A deep learning-based weakly supervised saliency object detecting method according to claim 3, wherein in the multi-task full convolutional neural network, the full convolutional neural network is copied three times, Each sub-network corresponds to image input at one scale, three networks share weights, and the output of three networks is scaled to the original size of the image by linear difference method. The pixel level is added and input to the softmax layer to generate the final result.
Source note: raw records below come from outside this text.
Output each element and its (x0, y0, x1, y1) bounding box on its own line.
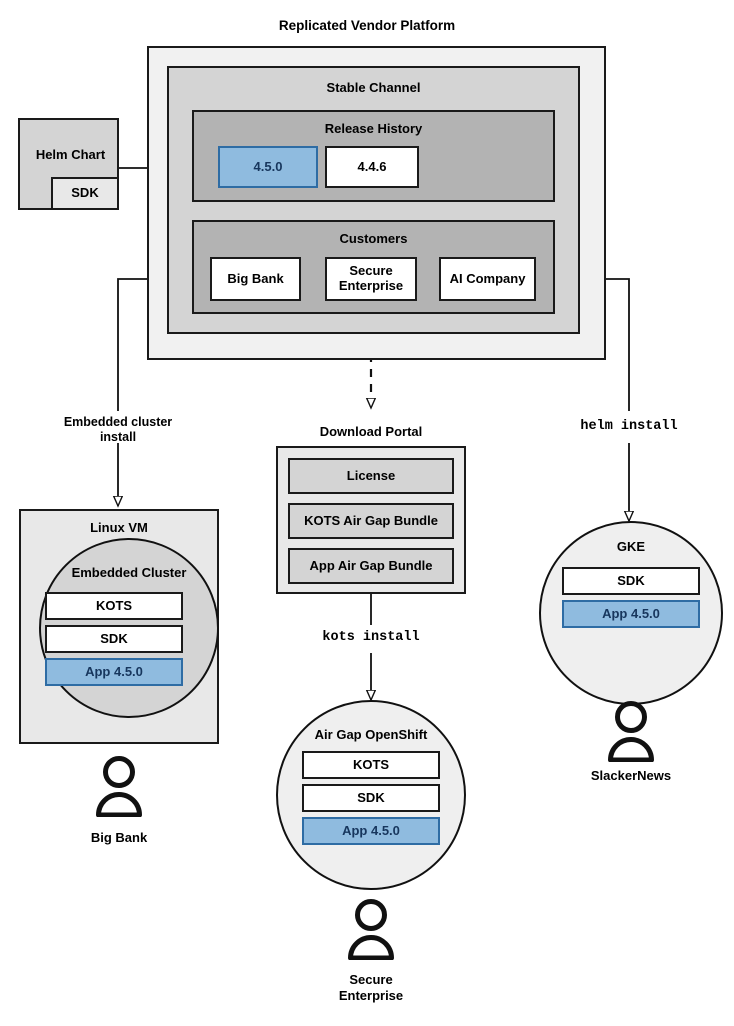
download-portal-title: Download Portal (319, 424, 423, 439)
linux-vm-title: Linux VM (90, 520, 148, 535)
embedded-cluster-install-label: Embedded cluster install (38, 415, 198, 445)
portal-artifact-app-air-gap-bundle[interactable]: App Air Gap Bundle (288, 548, 454, 584)
gke-component-sdk[interactable]: SDK (562, 567, 700, 595)
user-icon (96, 756, 142, 817)
air-gap-openshift-title: Air Gap OpenShift (314, 727, 428, 742)
portal-artifact-kots-air-gap-bundle[interactable]: KOTS Air Gap Bundle (288, 503, 454, 539)
artifact-label: App Air Gap Bundle (309, 557, 433, 573)
actor-big-bank-label: Big Bank (90, 830, 148, 845)
component-label: KOTS (95, 597, 133, 613)
openshift-component-sdk[interactable]: SDK (302, 784, 440, 812)
customer-label: Secure Enterprise (338, 263, 404, 293)
component-label: SDK (617, 572, 645, 588)
openshift-component-app[interactable]: App 4.5.0 (302, 817, 440, 845)
actor-slackernews-label: SlackerNews (590, 768, 672, 783)
stable-channel-title: Stable Channel (326, 80, 421, 95)
customers-title: Customers (339, 231, 408, 246)
linuxvm-component-app[interactable]: App 4.5.0 (45, 658, 183, 686)
component-label: App 4.5.0 (85, 663, 143, 679)
component-label: SDK (100, 630, 128, 646)
release-4-5-0[interactable]: 4.5.0 (218, 146, 318, 188)
embedded-cluster-title: Embedded Cluster (71, 565, 187, 580)
sdk-label: SDK (71, 185, 99, 201)
linuxvm-component-sdk[interactable]: SDK (45, 625, 183, 653)
kots-install-label: kots install (322, 630, 420, 645)
customer-label: AI Company (449, 270, 526, 286)
customer-secure-enterprise[interactable]: Secure Enterprise (325, 257, 417, 301)
openshift-component-kots[interactable]: KOTS (302, 751, 440, 779)
portal-artifact-license[interactable]: License (288, 458, 454, 494)
component-label: SDK (357, 789, 385, 805)
release-history-title: Release History (324, 121, 423, 136)
actor-label-line-1: Secure (349, 972, 393, 987)
embedded-cluster-install-line-2: install (99, 430, 137, 444)
linuxvm-component-kots[interactable]: KOTS (45, 592, 183, 620)
component-label: App 4.5.0 (602, 605, 660, 621)
helm-install-label: helm install (580, 419, 678, 434)
actor-label-line-2: Enterprise (338, 987, 404, 1003)
page-title: Replicated Vendor Platform (278, 18, 456, 33)
gke-title: GKE (616, 539, 646, 554)
component-label: App 4.5.0 (342, 822, 400, 838)
user-icon (348, 899, 394, 960)
embedded-cluster-install-line-1: Embedded cluster (63, 415, 173, 429)
user-icon (608, 701, 654, 762)
release-version-label: 4.5.0 (253, 158, 283, 174)
customer-ai-company[interactable]: AI Company (439, 257, 536, 301)
customer-label: Big Bank (227, 270, 284, 286)
artifact-label: License (346, 467, 396, 483)
artifact-label: KOTS Air Gap Bundle (304, 512, 438, 528)
customer-big-bank[interactable]: Big Bank (210, 257, 301, 301)
release-4-4-6[interactable]: 4.4.6 (325, 146, 419, 188)
actor-secure-enterprise-label: Secure Enterprise (291, 972, 451, 1003)
release-version-label: 4.4.6 (357, 158, 387, 174)
helm-chart-label: Helm Chart (35, 147, 106, 162)
component-label: KOTS (352, 756, 390, 772)
gke-component-app[interactable]: App 4.5.0 (562, 600, 700, 628)
helm-chart-sdk-box[interactable]: SDK (51, 177, 119, 210)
Probability map.
The method of claim 1, wherein the step S2 further comprises:

Training the multi-tasked full convolutional neural network with the saliency map generated in step S1 and the corresponding manually labeled category information as saliency map pseudo-tags and category labels, respectively;

After the training process converges, a new saliency object prediction map is generated using the trained full convolutional neural network, and the category activation map is generated using the multi-task full convolution neural network in combination with the category activation mapping technique.
The method for detecting a weakly supervised saliency object based on deep learning according to claim 5, wherein the feature maps of the three scales of the multi-task full convolutional neural network are connected, and then The global average pooling layer is further processed, and then a fully connected layer is input to obtain the category distribution output.
A deep learning-based weakly supervised saliency object detecting method according to claim 1, wherein in step S3, the saliency map S anno generated in step S1 is processed by the conditional random field model to adjust step S2. The generated category activation map S cam and the saliency map S predict generate a more predictive graph with spatial synergy and stronger edge retention, denoted as C anno , C cam , C predict .
A deep learning-based weakly supervised saliency object detecting method according to claim 7, wherein in step S4, said tag update strategy uses a class activation map for guidance and appropriate threshold determination to generate a new significant Figure pseudo label.
The method of claim 8, wherein the label update strategy is as follows:

If MAE(C anno , C predict ) ≤ α, then

Otherwise, if MAE(C anno , C cam )>β and MAE(C predict ,C cam )>β, the training sample is removed during the next iteration training;

Otherwise, if MAE (C anno , C cam ) ≤ MAE (C predict , C cam ), then

Otherwise S update =C predict

Among them, MAE is the average error rate, CRF is the conditional random field algorithm, and α and β are preset thresholds.
A weakly supervised significant object detection system based on deep learning, characterized in that:

Saliency map generating unit saliency detection methods for using unsupervised training to generate all the image saliency map S anno convolutional neural network by the full multi-tasking;

a training unit, configured to use the saliency map and the corresponding image level category label as the noisy supervised information of the initial iteration to train the multi-tasked full convolutional neural network, and generate a new category after the training process converges Activation map S cam and significant object prediction map S predict ;

An adjustment unit for adjusting the category activation map and the saliency object prediction map by using a conditional random field model;

An update unit, configured to update the saliency annotation information for the next iteration by using a label update policy;

An iterative training unit for performing a training process of the training unit, the adjusting unit, and the updating unit in multiple iterations until the condition of stopping is met;

The second stage training unit, after the above training is stopped, performs generalization training on the data set containing the image of the unknown category to obtain the final model.